Y’all may remember my epic battle with the local phone monopoly last year.

I did win that battle, though. Basically. It was a tactical victory. I had to give up my phone number but I got out of a two-year contract without having to pay any early-cancelation fees. And, of course, I got Qwest in trouble with as many as four different consumer-protection agencies. And I got to own the sexiest phone ever (even though it’s very high maintenance and even (shhhh! don’t read this too loud!) a bit… um… jealous, noIamnotkidding).

So the idea of dealing with them again, even through a proxy… well, let’s just say that my cockles remain cold. Unwarmed, even.

Hmmm. Still trying to decide.

Hourly rate

I feel guilty when I’m getting paid $30/hour to “clean up” a Windows PC. I feel guilty because I know I’m going to take several hours pretending I can “clean it up” before I finally get to the point where I bag it and just wipe it clean and start from scratch.

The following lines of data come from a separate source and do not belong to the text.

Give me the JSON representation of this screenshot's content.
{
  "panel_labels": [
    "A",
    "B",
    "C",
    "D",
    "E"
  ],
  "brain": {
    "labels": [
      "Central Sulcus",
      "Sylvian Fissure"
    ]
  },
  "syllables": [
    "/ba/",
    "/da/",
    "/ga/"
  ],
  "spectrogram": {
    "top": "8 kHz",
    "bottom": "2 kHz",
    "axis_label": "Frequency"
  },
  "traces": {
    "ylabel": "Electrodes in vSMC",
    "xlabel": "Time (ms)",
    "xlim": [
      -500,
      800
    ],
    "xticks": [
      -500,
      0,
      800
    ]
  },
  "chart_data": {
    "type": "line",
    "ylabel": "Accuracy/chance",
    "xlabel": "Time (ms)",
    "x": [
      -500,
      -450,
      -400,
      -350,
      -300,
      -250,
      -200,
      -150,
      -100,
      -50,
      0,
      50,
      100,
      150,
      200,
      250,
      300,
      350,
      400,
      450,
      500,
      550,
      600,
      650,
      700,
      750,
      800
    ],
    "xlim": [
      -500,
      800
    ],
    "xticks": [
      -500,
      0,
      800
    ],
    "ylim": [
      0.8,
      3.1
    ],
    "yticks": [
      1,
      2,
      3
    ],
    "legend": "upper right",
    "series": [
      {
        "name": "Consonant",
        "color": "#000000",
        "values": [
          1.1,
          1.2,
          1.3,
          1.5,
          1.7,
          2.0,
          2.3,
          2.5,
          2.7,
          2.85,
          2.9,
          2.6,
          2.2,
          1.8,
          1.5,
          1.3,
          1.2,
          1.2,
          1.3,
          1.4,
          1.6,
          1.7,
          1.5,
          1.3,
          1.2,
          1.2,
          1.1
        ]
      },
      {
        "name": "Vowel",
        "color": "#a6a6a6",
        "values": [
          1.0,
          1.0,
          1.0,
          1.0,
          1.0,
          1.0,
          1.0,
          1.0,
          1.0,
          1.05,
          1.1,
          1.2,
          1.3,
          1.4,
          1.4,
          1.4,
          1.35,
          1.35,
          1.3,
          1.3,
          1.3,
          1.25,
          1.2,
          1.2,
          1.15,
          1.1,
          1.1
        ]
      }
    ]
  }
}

I feel even more guilty when I find out that it’s running Windows ME, which is shit even when compared to other Windows versions. It’s shittier than shit. It’s the shit that shit would shit out if shit could shit. Goddamn, Windows v1.0 would look at WinME and say, “You are shit.” Hell, DOS 6 would think WinME was, yeah, shit.

I’ve now spent three fucking hours and, yeah, I’m at that point. But I’m waiting for that one last spy-ware cleaning program to finish running, even though the little blue bar is only at 10% and hasn’t moved in five minutes. I think I’m going to take myself off the clock while this thing finishes running.